Needless to say, and especially after my literary agent quit the business last spring, my own memoir of suffering has stalled. Until recently, I wasn’t sure if I wanted to continue writing it. I wasn’t certain that I knew the reasons WHY I wanted to write about my life in the first place. I didn’t want to use tragedy as social currency. And I definitely didn’t feel entirely comfortable with the idea that I might profit off my brother, my mother, and my father’s untimely deaths.

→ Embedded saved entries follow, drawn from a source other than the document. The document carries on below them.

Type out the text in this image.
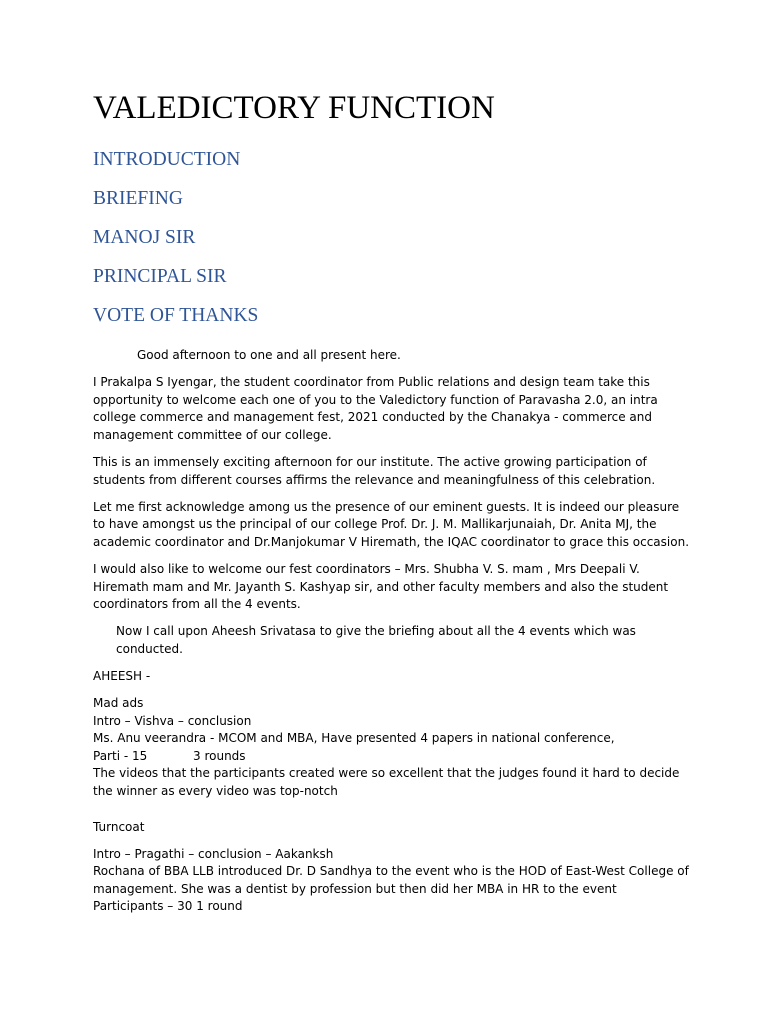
VALEDICTORY FUNCTION
INTRODUCTION
BRIEFING
MANOJ SIR
PRINCIPAL SIR
VOTE OF THANKS

Good afternoon to one and all present here.

I Prakalpa S Iyengar, the student coordinator from Public relations and design team take this opportunity to welcome each one of you to the Valedictory function of Paravasha 2.0, an intra college commerce and management fest, 2021 conducted by the Chanakya - commerce and management committee of our college.

This is an immensely exciting afternoon for our institute. The active growing participation of students from different courses affirms the relevance and meaningfulness of this celebration.

Let me first acknowledge among us the presence of our eminent guests. It is indeed our pleasure to have amongst us the principal of our college Prof. Dr. J. M. Mallikarjunaiah, Dr. Anita MJ, the academic coordinator and Dr.Manjokumar V Hiremath, the IQAC coordinator to grace this occasion.

I would also like to welcome our fest coordinators – Mrs. Shubha V. S. mam , Mrs Deepali V. Hiremath mam and Mr. Jayanth S. Kashyap sir, and other faculty members and also the student coordinators from all the 4 events.

Now I call upon Aheesh Srivatasa to give the briefing about all the 4 events which was conducted.

AHEESH -

Mad ads
Intro – Vishva – conclusion
Ms. Anu veerandra - MCOM and MBA, Have presented 4 papers in national conference,
Parti - 15	3 rounds
The videos that the participants created were so excellent that the judges found it hard to decide the winner as every video was top-notch

Turncoat

Intro – Pragathi – conclusion – Aakanksh
Rochana of BBA LLB introduced Dr. D Sandhya to the event who is the HOD of East-West College of management. She was a dentist by profession but then did her MBA in HR to the event
Participants – 30 1 round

In the end, I did decide to take up the project again, but in a different form. It’s becoming less about a pornography of my suffering now than an exploration of how we all deal with fear (of death, of flying, of losing our car keys, of cancer, of spiders, of *fill in the whatever you are afraid of here*). I reorganized the story so that now I’m telling the history of viruses (what I study professionally), and why in the world a former journalist would ever want to spend the rest of her life writing about disease. Why? Because I want to understand fear. I’m interested in how we all get on with our lives despite the fact that we all know horrible things will eventually happen to us or to people we know. Maybe that’s why people can’t get enough of suffering; we want to know that we are not alone. I just think we need to be more introspective about our own interest in watching or hearing about other people’s suffering. Like regular porn, more isn’t necessarily better.